Tradição e Modernidade: As Duas Faces da Sociedade Japonesa

Acredite, pode-se dar muita asa à imaginação nas 24 horas de um voo até o Japão. Claro que um dia inteiro dentro de um avião parece um passeio diante dos 52 dias enfrentados pelos primeiros imigrantes japoneses que chegaram ao Brasil num navio, noventa anos atrás. Mas ainda assim é um bocado de tempo, principalmente para quem só tem a opção de ficar sentado a 10 mil metros do solo. Em situações como essa, boa leitura e um pouco de fantasia ajudam a preservar a sanidade mental.

E o Japão, ainda bem, oferece farto material para isso. Tome um livro de história japonesa e descubra que o país se mantém fiel a uma sucessão de imperadores que, segundo a tradição, teria começado em 660 antes de Cristo e que perdura ainda hoje. Quer mais tradição? Nesses 2.600 anos, o Japão viveu muito: alternou fases de grande florescimento com períodos de profundo declínio. Experimentou a opulência e a miséria. Sua capital imperial mudou quatro vezes de lugar, deixando impressas em cada nova sede as marcas arquitetônicas e culturais das cortes da época.

Os japoneses foram na maior parte dessa história um povo separado não só geograficamente pelas ilhas, mas também politicamente. E só se reuniram numa mesma nação ao final de sangrentas batalhas entre os príncipes feudais. Donos de seu próprio nariz graças ao isolamento insular, puderam selecionar o que lhes interessava das culturas vizinhas, descartando o que consideravam indesejado. O resultado dessa assimilação seletiva foi o surgimento de uma visão própria do mundo, que acabou se manifestando nos templos zen-budistas, na veneração da natureza do xintoísmo, na submissa delicadeza das gueixas, na cerimoniosidade das relações pessoais, no artesanato de papel, nos jardins de pedra e nos bonsais.

Diante da força e longevidade dessas tradições, a modernidade tecnológica e o estilo de vida ocidental das últimas décadas podem parecer contraditórios. Mas não se deixe enganar pelas aparências. Os japoneses não abandonaram suas antigas raízes. Hoje, como antes, continuam escolhendo a dedo o que desejam. O mundo moderno não arrombou sua porta, mas foi recebido no que tinha de mais interessante a oferecer.
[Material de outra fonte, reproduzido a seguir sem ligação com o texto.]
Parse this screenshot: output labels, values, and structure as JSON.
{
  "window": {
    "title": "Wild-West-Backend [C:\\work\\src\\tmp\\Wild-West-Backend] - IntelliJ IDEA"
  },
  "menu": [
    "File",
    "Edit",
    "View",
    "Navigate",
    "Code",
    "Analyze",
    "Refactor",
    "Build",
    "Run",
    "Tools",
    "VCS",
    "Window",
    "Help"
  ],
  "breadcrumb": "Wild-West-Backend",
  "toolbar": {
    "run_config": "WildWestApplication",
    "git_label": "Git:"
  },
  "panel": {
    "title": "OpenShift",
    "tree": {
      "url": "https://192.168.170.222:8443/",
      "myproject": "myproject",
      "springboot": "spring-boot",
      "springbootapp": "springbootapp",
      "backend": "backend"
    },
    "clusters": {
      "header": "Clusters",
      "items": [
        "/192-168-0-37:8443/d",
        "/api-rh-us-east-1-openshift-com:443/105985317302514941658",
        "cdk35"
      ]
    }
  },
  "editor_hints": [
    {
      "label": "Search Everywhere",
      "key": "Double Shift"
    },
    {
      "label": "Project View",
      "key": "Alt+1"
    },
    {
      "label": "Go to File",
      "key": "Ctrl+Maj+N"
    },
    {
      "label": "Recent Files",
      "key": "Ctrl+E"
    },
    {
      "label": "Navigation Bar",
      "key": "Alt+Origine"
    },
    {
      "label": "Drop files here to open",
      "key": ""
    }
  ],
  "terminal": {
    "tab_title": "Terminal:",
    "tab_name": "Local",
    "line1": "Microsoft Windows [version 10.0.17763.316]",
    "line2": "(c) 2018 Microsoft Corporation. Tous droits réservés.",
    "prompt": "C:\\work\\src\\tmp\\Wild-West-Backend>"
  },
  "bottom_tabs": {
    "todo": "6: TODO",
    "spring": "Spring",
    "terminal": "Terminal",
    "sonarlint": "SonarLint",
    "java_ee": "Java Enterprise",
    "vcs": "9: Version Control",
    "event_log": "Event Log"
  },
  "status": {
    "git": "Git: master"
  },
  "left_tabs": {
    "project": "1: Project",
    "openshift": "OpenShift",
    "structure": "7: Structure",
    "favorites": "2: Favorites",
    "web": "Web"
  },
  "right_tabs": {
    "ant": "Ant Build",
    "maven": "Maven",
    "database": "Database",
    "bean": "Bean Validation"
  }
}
Os japoneses conseguiram incorporar a produção industrial em série, o chip eletrônico e a robotização mantendo relações sociais e esquemas mentais de séculos atrás. É quase um feudalismo cibernético. […]
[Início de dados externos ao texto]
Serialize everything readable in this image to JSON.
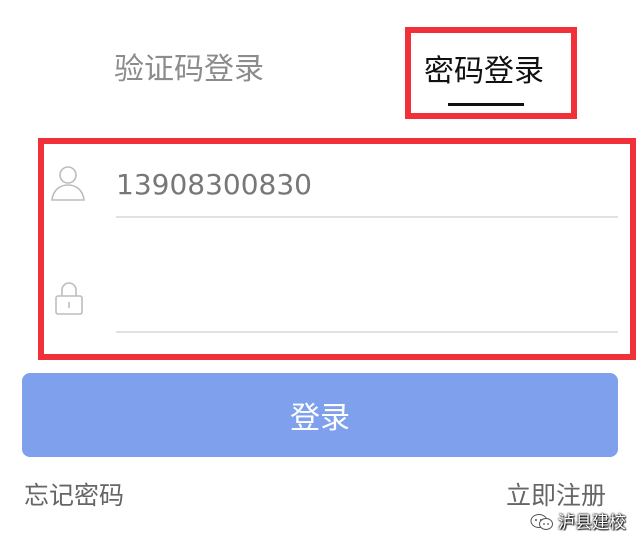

No Japão, é bom que você entenda logo, as tradições valem muito. Mesmo os adolescentes que circulam pelo bairro Shibuya, em Tóquio, e que adoram imitar os modismos do ocidente (são punks com cabelos de crista de galo, heavy-metals com jaquetas de couro e vários outros tipos que parecem saídos de uma rua de Londres) mais cedo ou mais tarde se enquadram e passam a viver como seus pais. Assim tem sido há séculos. É que no mundo adulto japonês não há espaço para a vida alternativa.

 

Vinícius Romanini. “Japão: o outro lado do mundo”.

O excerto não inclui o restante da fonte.